HC Deb 06 March 1906 vol 153 cc296-7
MR. WILLIAM RUTHERFORD

I beg to ask the Secretary of State for the Home Department whether his attention has been called to the fact that at the recent Clerkenwell Sessions ten aliens were sentenced to terms of imprisonment, amounting in the aggregate to thirty-two-years of penal servitude and several years of hard labour, and that the construction put by the authorities on Section 3 (1) of the Aliens Act appears to preclude such convicted aliens being immediately deported, thereby causing expense to the country, amounting at £50 each to £1,600; and whether he is prepared to propose some remedy.

* MR. GLADSTONE

Yes, Sir. I have received a large number of recommendations for expulsion in cases where the courts have thought right to impose considerable sentences of imprisonment or penal servitude. It is a matter for the discretion of the court whether they recommend expulsion in addition to or in lieu of the sentence.
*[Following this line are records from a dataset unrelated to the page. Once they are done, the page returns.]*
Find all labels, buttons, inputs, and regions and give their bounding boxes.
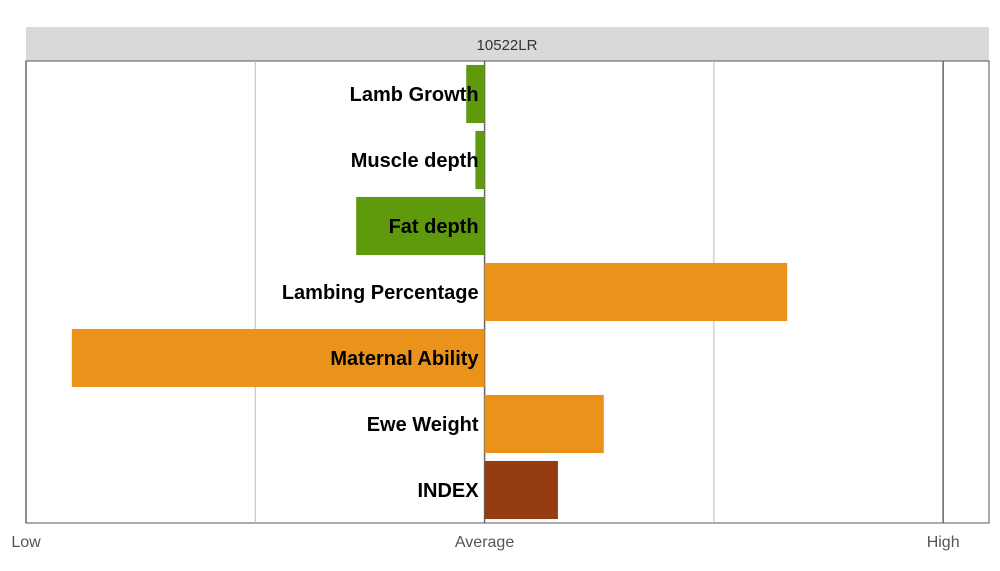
bar-index [484,460,558,520]
bar-muscle-depth [475,130,485,190]
x-tick-label: Average [455,534,514,551]
category-label: Muscle depth [351,150,479,172]
bar-ewe-weight [484,394,604,454]
category-label: Fat depth [389,216,479,238]
x-tick-label: High [927,534,960,551]
category-label: Ewe Weight [367,414,479,436]
panel-header [26,27,989,61]
bar-lamb-growth [466,64,485,124]
category-label: Maternal Ability [330,348,479,370]
bar-lambing-percentage [484,262,788,322]
category-label: INDEX [417,480,479,502]
bar-fat-depth [356,196,485,256]
category-labels: Lamb Growth Muscle depth Fat depth Lambing … [282,84,480,502]
x-tick-labels: Low Average High [11,534,959,551]
x-tick-label: Low [11,534,41,551]
category-label: Lambing Percentage [282,282,479,304]
bar-maternal-ability [71,328,485,388]
category-label: Lamb Growth [350,84,479,106]
chart-title: 10522LR [477,37,538,54]
bars [71,64,788,520]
Where an alien has committed a crime deserving of a long sentence of imprisonment or of penal servitude it would not be right to relieve him of this punishment merely because he is to be sent back to his own country; and if foreign criminals knew that they could come to England and commit crime with no worse consequence than that of being sent home at the public expense, I doubt whether there would be any decrease in the amount of alien crime in the United Kingdom or even of the expense occasioned by it.